Even as I sat down to write this I felt overwhelmed.
I want it to be the best thing I’ve ever written. I want to write about everything that’s important and do it justice. I want to write perfectly, poetically and poignantly. I want to write with purpose and I want it to be easy to read. I want whatever I write to be just right. No margin for errors. No imperfections.
So, it begins. I hammer at my keys; the opening paragraph. It’s going okay. I like that sentence. I even laughed at something I wrote – genuinely. I finish the paragraph. I then start to doubt what I’ve written. “I don’t like it”, I tell myself. “It doesn’t make sense”. “It sounds simplistic”. So I start the next paragraph; writing now in a tangent. I finish that one. I still don’t like it. Change topic. I start another one. Then another one. And another one. Until I am left with a series of half formed thoughts floating on the page in front of me. A mixture of journalism, opinion, stream of consciousness, dialogue, narrative and poetry. It’s all a bit messy.

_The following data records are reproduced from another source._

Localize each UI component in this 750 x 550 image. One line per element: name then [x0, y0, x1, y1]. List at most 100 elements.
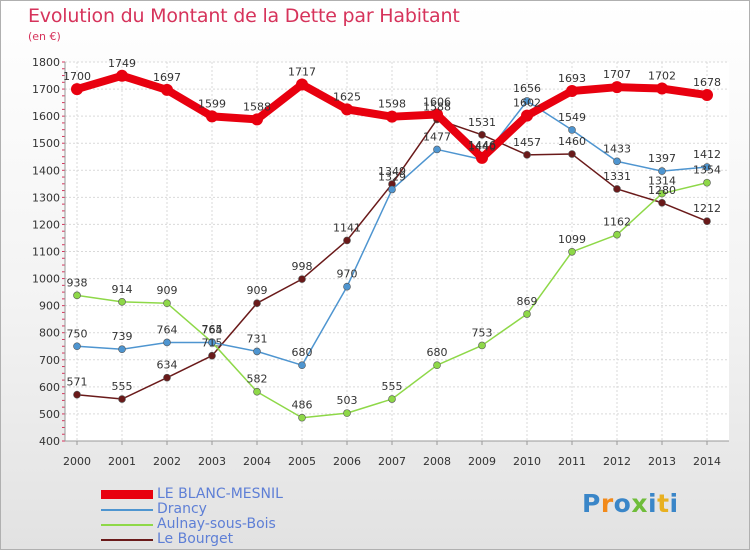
- data-label: 1440: [468, 140, 496, 153]
- data-label: 739: [112, 330, 133, 343]
- data-point: [478, 341, 486, 350]
- data-label: 1412: [693, 148, 721, 161]
- data-point: [116, 69, 128, 82]
- data-label: 555: [382, 380, 403, 393]
- y-tick-label: 1800: [32, 56, 60, 69]
- legend-swatch: [101, 538, 153, 541]
- data-label: 1162: [603, 216, 631, 229]
- data-point: [523, 310, 531, 318]
- y-tick-label: 800: [39, 327, 60, 340]
- logo-letter: i: [669, 489, 679, 518]
- data-point: [163, 299, 171, 308]
- data-label: 1602: [513, 97, 541, 110]
- data-point: [431, 108, 443, 121]
- data-label: 1749: [108, 57, 136, 70]
- legend-label: Aulnay-sous-Bois: [157, 516, 276, 532]
- data-label: 764: [202, 323, 223, 336]
- proxiti-logo: Proxiti: [582, 489, 679, 518]
- y-tick-label: 900: [39, 300, 60, 313]
- x-tick-label: 2000: [63, 455, 91, 468]
- data-label: 869: [517, 295, 538, 308]
- data-label: 970: [337, 268, 358, 281]
- data-label: 1397: [648, 152, 676, 165]
- data-label: 1697: [153, 71, 181, 84]
- x-tick-label: 2010: [513, 455, 541, 468]
- data-label: 1329: [378, 171, 406, 184]
- data-point: [568, 126, 576, 134]
- data-point: [433, 361, 441, 370]
- data-point: [568, 150, 576, 158]
- data-label: 1625: [333, 90, 361, 103]
- data-label: 1280: [648, 184, 676, 197]
- data-point: [118, 298, 126, 306]
- data-label: 1212: [693, 202, 721, 215]
- data-point: [298, 361, 306, 370]
- data-point: [658, 167, 666, 175]
- x-tick-label: 2008: [423, 455, 451, 468]
- y-tick-label: 700: [39, 354, 60, 367]
- data-label: 1678: [693, 76, 721, 89]
- logo-letter: o: [613, 489, 632, 518]
- data-label: 680: [292, 346, 313, 359]
- data-label: 1588: [243, 100, 271, 113]
- data-point: [433, 145, 441, 154]
- y-tick-label: 500: [39, 408, 60, 421]
- data-label: 503: [337, 394, 358, 407]
- data-point: [613, 157, 621, 166]
- data-label: 909: [157, 284, 178, 297]
- data-point: [478, 131, 486, 139]
- data-point: [703, 217, 711, 225]
- data-point: [71, 83, 83, 96]
- data-label: 571: [67, 376, 88, 389]
- data-label: 750: [67, 327, 88, 340]
- data-label: 1588: [423, 100, 451, 113]
- data-label: 1457: [513, 136, 541, 149]
- data-label: 731: [247, 332, 268, 345]
- x-tick-label: 2001: [108, 455, 136, 468]
- data-point: [343, 236, 351, 245]
- data-point: [613, 185, 621, 193]
- data-label: 1099: [558, 233, 586, 246]
- data-point: [613, 230, 621, 239]
- data-label: 582: [247, 373, 268, 386]
- x-tick-label: 2004: [243, 455, 271, 468]
- data-point: [73, 342, 81, 351]
- data-point: [161, 83, 173, 96]
- data-point: [703, 178, 711, 187]
- data-point: [701, 89, 713, 102]
- y-tick-label: 1000: [32, 273, 60, 286]
- data-point: [521, 109, 533, 122]
- data-point: [568, 247, 576, 256]
- data-point: [118, 395, 126, 403]
- logo-letter: i: [648, 489, 658, 518]
- data-label: 938: [67, 276, 88, 289]
- legend-item: Drancy: [101, 501, 301, 517]
- data-label: 1349: [378, 165, 406, 178]
- x-tick-label: 2013: [648, 455, 676, 468]
- data-label: 1477: [423, 130, 451, 143]
- data-point: [163, 338, 171, 347]
- data-label: 1446: [468, 139, 496, 152]
- legend-label: LE BLANC-MESNIL: [157, 486, 283, 502]
- data-point: [476, 151, 488, 164]
- data-label: 1433: [603, 142, 631, 155]
- legend: LE BLANC-MESNIL Drancy Aulnay-sous-Bois Le …: [101, 486, 301, 547]
- data-label: 1656: [513, 82, 541, 95]
- data-point: [163, 373, 171, 382]
- data-label: 1331: [603, 170, 631, 183]
- data-label: 1141: [333, 221, 361, 234]
- chart-title: Evolution du Montant de la Dette par Hab…: [28, 5, 460, 27]
- logo-letter: t: [657, 489, 670, 518]
- data-point: [298, 275, 306, 283]
- data-point: [251, 113, 263, 126]
- legend-item: Le Bourget: [101, 531, 301, 547]
- data-point: [253, 299, 261, 308]
- y-tick-label: 600: [39, 381, 60, 394]
- y-tick-label: 1400: [32, 164, 60, 177]
- data-label: 765: [202, 323, 223, 336]
- x-tick-label: 2014: [693, 455, 721, 468]
- data-label: 555: [112, 380, 133, 393]
- data-label: 998: [292, 260, 313, 273]
- legend-item: LE BLANC-MESNIL: [101, 486, 301, 502]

I want to blow over the screen, so a breeze can fall in between the gaps
By now I’ve teased, yanked and poured the words out from wherever they were sifting through. There they are sprawled on the page; panting a bit with sweat on their foreheads. Crushed up against each other and sitting next to someone they’d rather be two words away from. Squished in a sentence. Rammed in a paragraph. All struggling for air. I want to blow over the screen, so a breeze can fall in between the gaps. Open a window on the roof of the page and let the sun fall in. Cast a shadow over the words that don’t fit and allow space for the lines that sing.
>But all I can see is a mess. I feel as if my brain has grown arms, reached them out of my ears and Jackson Pollock-ed the page. This idea I was so excited by, just an hour ago, has already exhausted me. If my brain could kindly pull it’s arms back in, please.
I’m still sitting here looking at the page and doubting everything I have written.
I still don’t think this is flawless.
But I’m going to send it anyway.
They say being scared is a good place to start. So, here I am, signing off. I’m feeling slightly overwhelmed and mildly anxious looking at my writing that isn’t just right…but knowing that it’s just the beginning and, as Julie Andrews would gloriously say, “That’s a very good place to start”.